Back in June of 2019, the United States Preventive Services Task Force (“USPSTF”) released an A-rated recommendation for HIV Preexposure Prophylaxis (“PrEP”). As a result, the Affordable Care Act’s preventive care rules require group health plans to cover recommended PrEP without cost-sharing, effective for plan years beginning on or after June 30, 2020 (i.e., effective January 1, 2021 for plans with calendar year plan years). On July 19, 2021, the Departments of Labor, Health and Human Services, and the Treasury (collectively, the “Departments”) issued jointly-prepared FAQs About Affordable Care Act Implementation Part 47 (the “FAQs”) to clarify these PrEP coverage requirements.
In the FAQs, the Departments highlight that group health plans may not have understood that their coverage requirements apply to support services of the USPSTF’s PrEP recommendation. The FAQs clarify that the USPSTF recommendation includes a combination of certain baseline and monitoring services that are essential to the efficacy of PrEP. The FAQs describe these services, which include HIV testing, Hepatitis B and C testing, creatinine testing, pregnancy testing, sexually transmitted infection (“STI”) screening, and adherence counseling. In addition to covering the recommended services, plans must also cover associated office visits without cost sharing if the service is not billed separately from the office visit and the primary purpose of the visit is the delivery of the recommended service.
The FAQs also provide guidance on when group health plans can use medical management techniques with respect to PrEP coverage. The FAQs make clear that plans may only use such techniques to determine the frequency, method, treatment, or setting for the provision of the recommended PrEP services to the extent that these factors are not specified in the USPSTF recommendation. For example, because the USPSTF recommendation does not specify a particular brand of PrEP, the FAQs provide that a group health plan may impose cost-sharing on a brand-name version of PrEP as long as the plan covers a generic version of PrEP without cost-sharing. However, accommodations must be made if an individual’s health care provider determines that a particular brand of PrEP is medically inappropriate.

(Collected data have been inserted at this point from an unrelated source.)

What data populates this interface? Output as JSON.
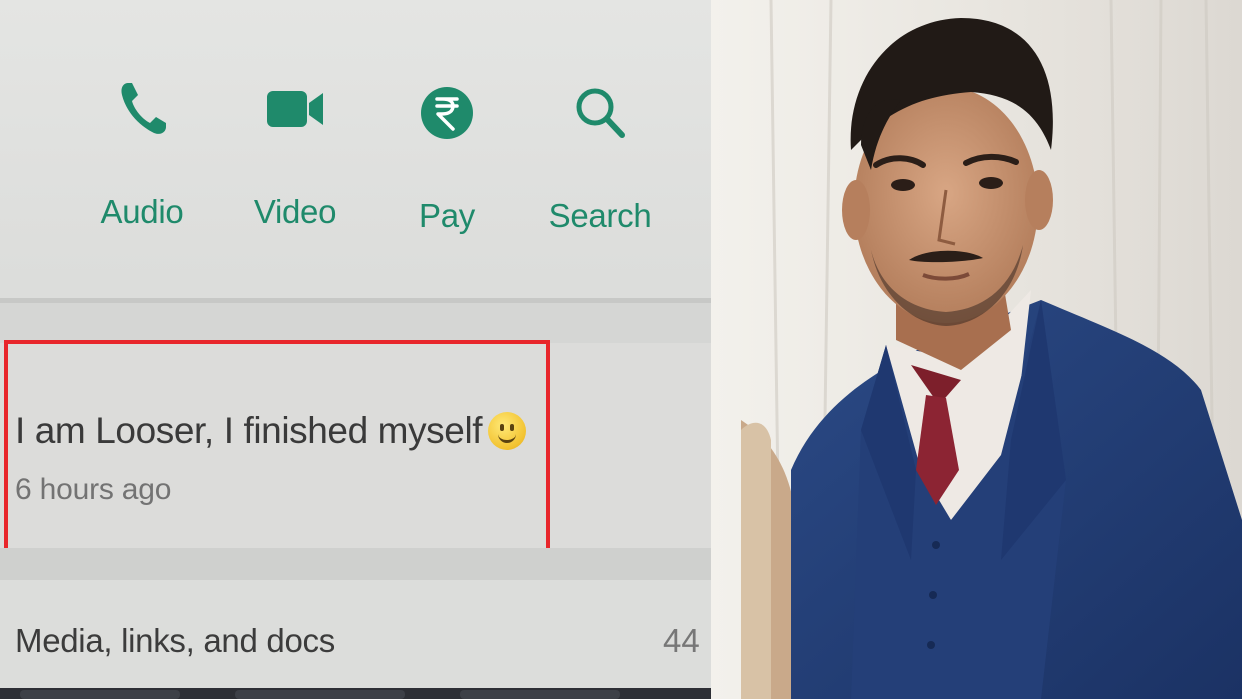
{
  "contact_actions": [
    {
      "label": "Audio",
      "icon": "phone-icon"
    },
    {
      "label": "Video",
      "icon": "video-camera-icon"
    },
    {
      "label": "Pay",
      "icon": "rupee-icon"
    },
    {
      "label": "Search",
      "icon": "search-icon"
    }
  ],
  "about": {
    "text": "I am Looser, I finished myself",
    "emoji": "slightly-smiling-face-icon",
    "time": "6 hours ago"
  },
  "media": {
    "label": "Media, links, and docs",
    "count": "44"
  },
  "colors": {
    "accent": "#1f8a6b",
    "highlight_border": "#e8262b"
  }
}
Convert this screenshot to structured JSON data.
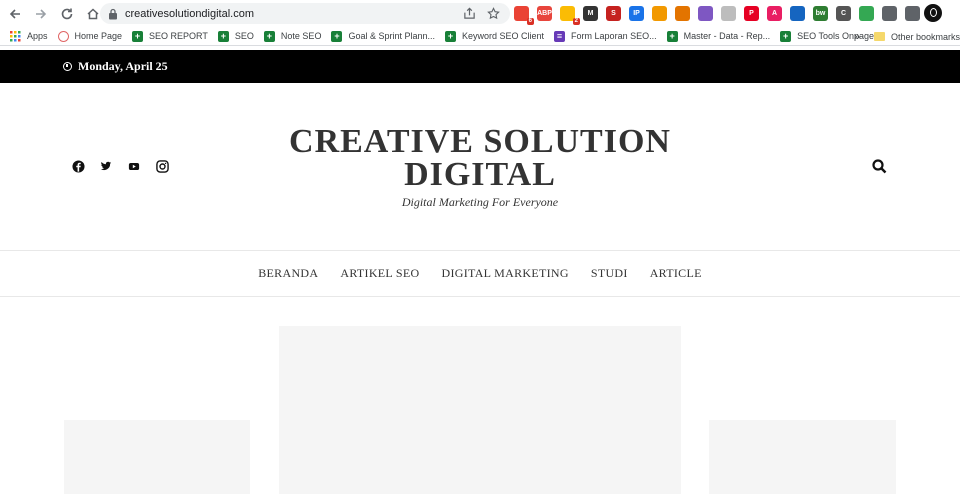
{
  "browser": {
    "url": "creativesolutiondigital.com",
    "extensions": [
      {
        "name": "gmail-extension-icon",
        "color": "#ea4335",
        "badge": "6"
      },
      {
        "name": "adblock-icon",
        "color": "#e8453c",
        "label": "ABP"
      },
      {
        "name": "extension-2-icon",
        "color": "#fbbc04",
        "badge": "2"
      },
      {
        "name": "m-extension-icon",
        "color": "#333333",
        "label": "M"
      },
      {
        "name": "s-extension-icon",
        "color": "#c5221f",
        "label": "S"
      },
      {
        "name": "ip-extension-icon",
        "color": "#1a73e8",
        "label": "IP"
      },
      {
        "name": "sun-extension-icon",
        "color": "#f29900"
      },
      {
        "name": "face-extension-icon",
        "color": "#e37400"
      },
      {
        "name": "color-extension-icon",
        "color": "#7e57c2"
      },
      {
        "name": "moon-extension-icon",
        "color": "#bdbdbd"
      },
      {
        "name": "pinterest-icon",
        "color": "#e60023",
        "label": "P"
      },
      {
        "name": "a-extension-icon",
        "color": "#e91e63",
        "label": "A"
      },
      {
        "name": "person-extension-icon",
        "color": "#1565c0"
      },
      {
        "name": "bw-extension-icon",
        "color": "#2e7d32",
        "label": "bw"
      },
      {
        "name": "c-extension-icon",
        "color": "#555555",
        "label": "C"
      },
      {
        "name": "dots-extension-icon",
        "color": "#34a853"
      },
      {
        "name": "puzzle-icon",
        "color": "#5f6368"
      },
      {
        "name": "sidebar-icon",
        "color": "#5f6368"
      }
    ]
  },
  "bookmarks": {
    "items": [
      {
        "label": "Apps",
        "type": "apps"
      },
      {
        "label": "Home Page",
        "type": "home"
      },
      {
        "label": "SEO REPORT",
        "type": "sheet"
      },
      {
        "label": "SEO",
        "type": "sheet"
      },
      {
        "label": "Note SEO",
        "type": "sheet"
      },
      {
        "label": "Goal & Sprint Plann...",
        "type": "sheet"
      },
      {
        "label": "Keyword SEO Client",
        "type": "sheet"
      },
      {
        "label": "Form Laporan SEO...",
        "type": "form"
      },
      {
        "label": "Master - Data - Rep...",
        "type": "sheet"
      },
      {
        "label": "SEO Tools Onpage...",
        "type": "sheet"
      }
    ],
    "more": "»",
    "other": "Other bookmarks"
  },
  "page": {
    "date": "Monday, April 25",
    "site_title": "CREATIVE SOLUTION DIGITAL",
    "tagline": "Digital Marketing For Everyone",
    "menu": [
      "BERANDA",
      "ARTIKEL SEO",
      "DIGITAL MARKETING",
      "STUDI",
      "ARTICLE"
    ],
    "social": [
      "facebook-icon",
      "twitter-icon",
      "youtube-icon",
      "instagram-icon"
    ]
  }
}
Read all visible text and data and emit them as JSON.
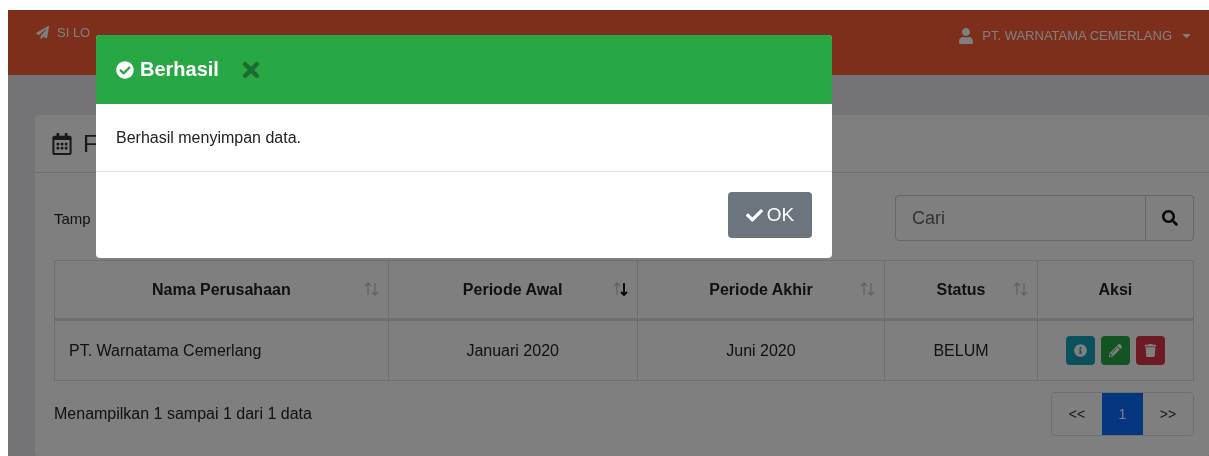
{
  "navbar": {
    "brand": "SI LO",
    "user": "PT. WARNATAMA CEMERLANG"
  },
  "card": {
    "title": "F",
    "length_label": "Tamp",
    "search": {
      "placeholder": "Cari"
    },
    "table": {
      "columns": [
        {
          "label": "Nama Perusahaan",
          "sortable": true,
          "sorted_descending": false
        },
        {
          "label": "Periode Awal",
          "sortable": true,
          "sorted_descending": true
        },
        {
          "label": "Periode Akhir",
          "sortable": true,
          "sorted_descending": false
        },
        {
          "label": "Status",
          "sortable": true,
          "sorted_descending": false
        },
        {
          "label": "Aksi",
          "sortable": false
        }
      ],
      "rows": [
        {
          "cells": [
            "PT. Warnatama Cemerlang",
            "Januari 2020",
            "Juni 2020",
            "BELUM"
          ],
          "actions": [
            {
              "kind": "info"
            },
            {
              "kind": "edit"
            },
            {
              "kind": "delete"
            }
          ]
        }
      ]
    },
    "info": "Menampilkan 1 sampai 1 dari 1 data",
    "pagination": [
      {
        "label": "<<",
        "selected": false
      },
      {
        "label": "1",
        "selected": true
      },
      {
        "label": ">>",
        "selected": false
      }
    ]
  },
  "modal": {
    "title": "Berhasil",
    "message": "Berhasil menyimpan data.",
    "button": "OK"
  }
}
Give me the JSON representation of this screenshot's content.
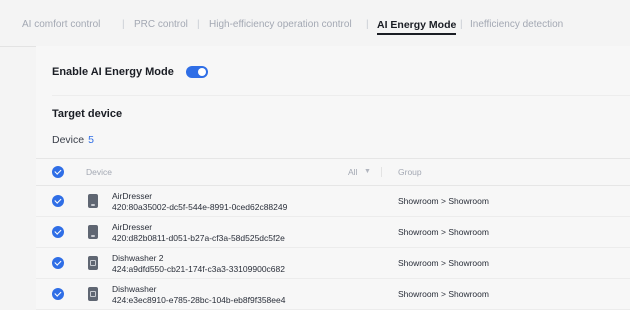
{
  "tabs": [
    {
      "label": "AI comfort control",
      "active": false
    },
    {
      "label": "PRC control",
      "active": false
    },
    {
      "label": "High-efficiency operation control",
      "active": false
    },
    {
      "label": "AI Energy Mode",
      "active": true
    },
    {
      "label": "Inefficiency detection",
      "active": false
    }
  ],
  "settings": {
    "enable_label": "Enable AI Energy Mode",
    "enabled": true
  },
  "target": {
    "title": "Target device",
    "device_label": "Device",
    "device_count": "5"
  },
  "table": {
    "columns": {
      "device": "Device",
      "filter": "All",
      "group": "Group"
    },
    "rows": [
      {
        "icon": "dresser-icon",
        "name": "AirDresser",
        "id": "420:80a35002-dc5f-544e-8991-0ced62c88249",
        "group": "Showroom > Showroom"
      },
      {
        "icon": "dresser-icon",
        "name": "AirDresser",
        "id": "420:d82b0811-d051-b27a-cf3a-58d525dc5f2e",
        "group": "Showroom > Showroom"
      },
      {
        "icon": "dishwasher-icon",
        "name": "Dishwasher 2",
        "id": "424:a9dfd550-cb21-174f-c3a3-33109900c682",
        "group": "Showroom > Showroom"
      },
      {
        "icon": "dishwasher-icon",
        "name": "Dishwasher",
        "id": "424:e3ec8910-e785-28bc-104b-eb8f9f358ee4",
        "group": "Showroom > Showroom"
      }
    ]
  },
  "colors": {
    "accent": "#2f6ee6",
    "text": "#1a1d24",
    "muted": "#a3a8b3"
  }
}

Finally, the FAQs include some good news for any noncompliant group health plans, as the Departments will not take enforcement action against plans for failing to provide coverage of the PrEP support services through the period ending 60 days after publication of the FAQs (i.e., September 17, 2021). Before this relief period runs out, group health plans should consider whether they have fully complied with the coverage requirements consistent with the USPSTF recommendation, as clarified by the FAQs.